There is one more thing I wanted to mention. You were only on Betaseron for a month? Did I read that right? IT takes up to 6 months for ANY of the MS drugs to start working. You might have had multiple lesions, but you probably had those when you started Betaseron....the drugs dont make the lesions go away, hopefully, they prevent new ones from forming- but that will take a minimum of 6 months!
Now, for me, I switched to Rebif. Its sub-cutaneous. You dont inject in the muscle, just into the skin. I found it MUCH more tolerable, once I got past the 5 month mark. Its 3 times a week, and honestly, those 3 times a week the first few months DID make me sick- nauseaus, sweaty, etc....but it only lasts a few hours, I never missed a day of work. I managed to take care of my kids..and one day I woke up and it was all over. No more reactions. 3 years later, I am still on it and LOVE IT. I bang the shot and go. IM only 105 lbs, and very thin, Rebif is the smallest needle on the market and the strongest MS drug (of the injectables). I had over 50 lesions at time of dx and to this day do not have any additional problems. Nothing has changed- ie. the medicine is working for me.

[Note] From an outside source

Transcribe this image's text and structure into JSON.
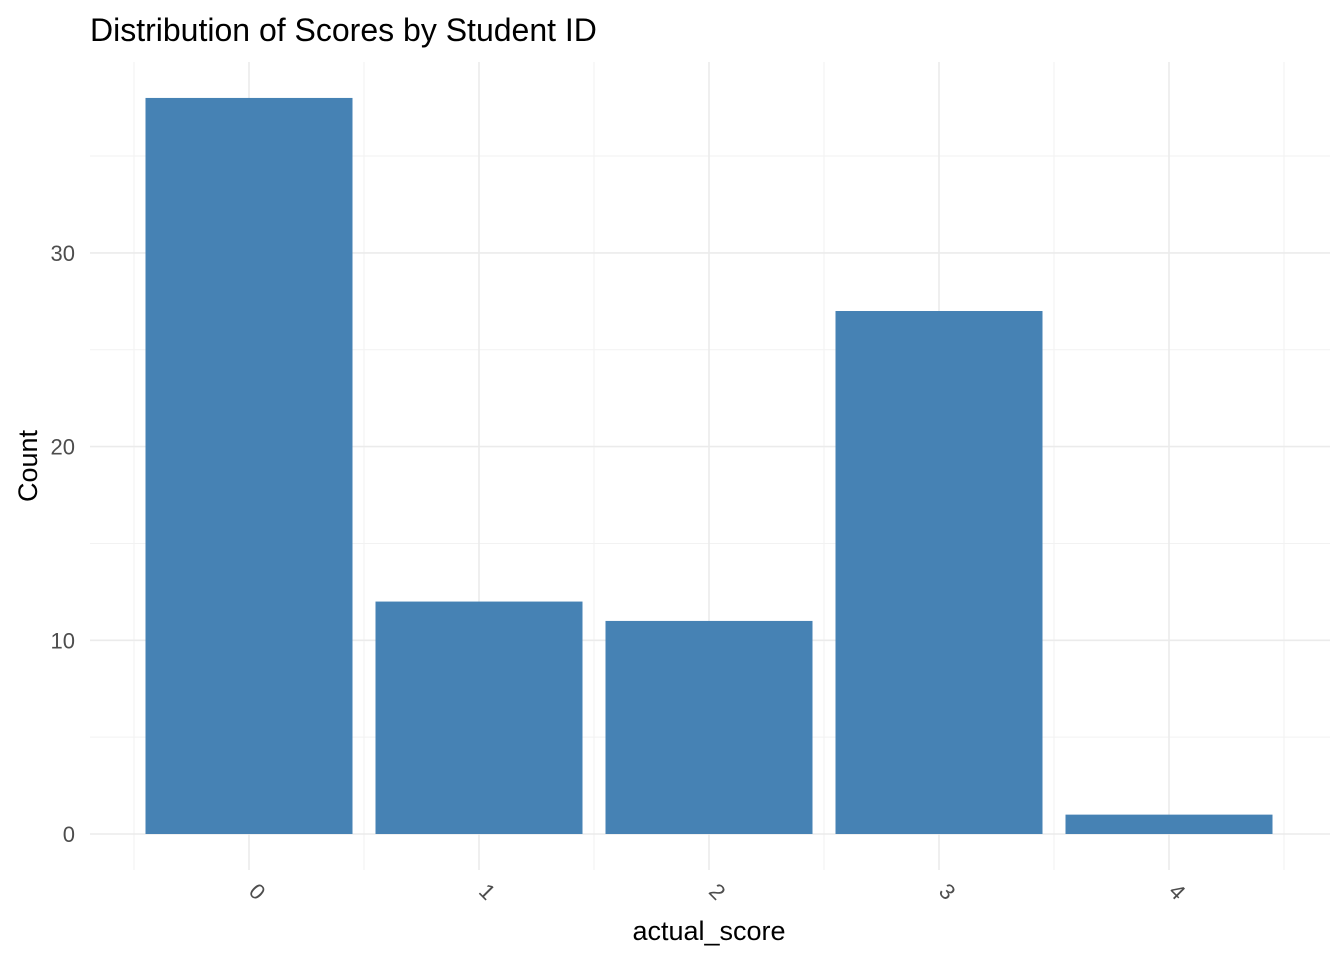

Maybe you should be talking to your doctor about Rebif? Its similar to Beta, but a heck of alot more aggressive....and the needle is so much smaller!
feel better soon and watch out for Copaxone reactions...they can be very serious.
Thank you for such a quick response - and I am sorry for the confusion - what I meant to say was that the Betaseron injections were resulting in lesions - (not the MS lesions in my head and neck - but site lesions). I used that word because these things were more lesion-like than the lumps and swelling I am experiencing with Copaxon.
Again, I so much appreciate your insight and response - my you know a return of your kindess today.
I, too had terrible reactions, such as you describe. 2 years later, I can still see where the last shots were given on my arm. I was taken off of it asap, it sounds like you should, as well. No one should have to tolerate that if there is another option. I am now on avonex and once I learned how to deal with the headaches, I won't fear the shot. Best of luck. PS a MS friend of mine had the same issue with C. They took her off, too.